The Riemann Zeta Function is convergent over the interval $(1,\infty)$, and $\sum_{n=1}^{\infty}\frac{1}{n^x}$ tends to infinity when $x\rightarrow 1^ {+} $, it seems one can feel it is right because the when $x=1$ the function is infinite and it is monotonely decreasing over the interval $(1,\infty)$.
But since $\sum_{n=1}^{\infty}\frac{1}{n^x}$ is not uniformly convergent at the interval $(1,1+\delta)$, so I can't simply exchange the limit order as follows: $$\lim_{x\rightarrow1}\sum_{n=1}^{\infty}\frac{1}{n^x}=\sum_{n=1}^{\infty}\frac{1}{n}$$, so how can I compute this: $$\lim_{x\rightarrow1}\sum_{n=1}^{\infty}\frac{1}{n^x}$$
We show that for every $M \in \Bbb R_{>0}$, there exists $\delta > 0$ such that $\zeta(x) > M$ for all $x \in (1, 1+\delta)$.
Assume that such an $M$ is given.
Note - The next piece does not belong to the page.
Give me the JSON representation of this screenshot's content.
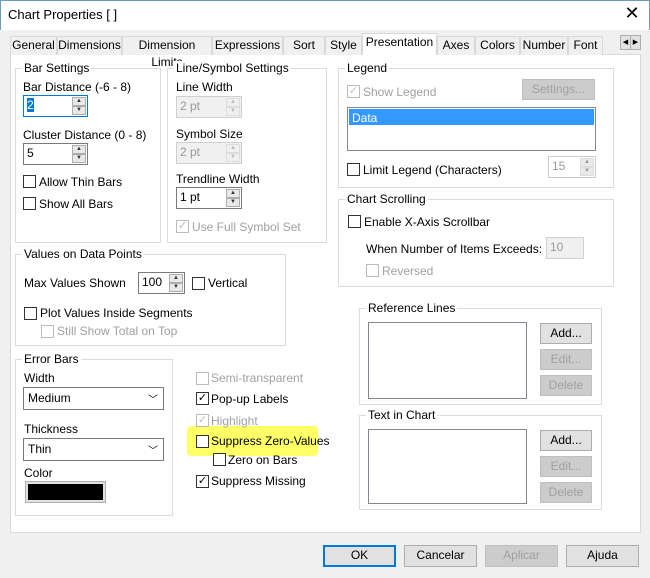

As $\sum 1/n$ diverges, there exists $N \in \Bbb N$ such that $$\sum_{n=1}^N\dfrac{1}{n} > 2M.$$
Also, note that for each $n \in \{1, \ldots, N\}$, we have a $\delta_n > 0$ such that $$\dfrac{1}{2n} < \dfrac{1}{n^x} , \qquad (*)$$ for all $x \in (1, 1+\delta_n).$
(This is because $n^x \to n$ as $x\to1^+$.)
By choosing $\delta = \min\{\delta_n \mid n \in \{1, \ldots, N\}\}$, we see that $(*)$ holds for all $x \in (1, 1 + \delta)$ and for all $n\in\{1,\ldots,N\}$.
Thus, we have \begin{align} \sum_{n=1}^N\dfrac{1}{n^x} &> \sum_{n=1}^N\dfrac{1}{2n}\\ &> \dfrac{1}{2}(2M)\\ &= M, \end{align} for all $x \in (1, 1 + \delta)$.
This gives us that \begin{align} \zeta(x) &= \sum_{n=1}^\infty \dfrac{1}{n^x}\\ &>\sum_{n=1}^N \dfrac{1}{n^x}\\ &> M, \end{align} for all $x \in (1, 1 + \delta)$, as desired.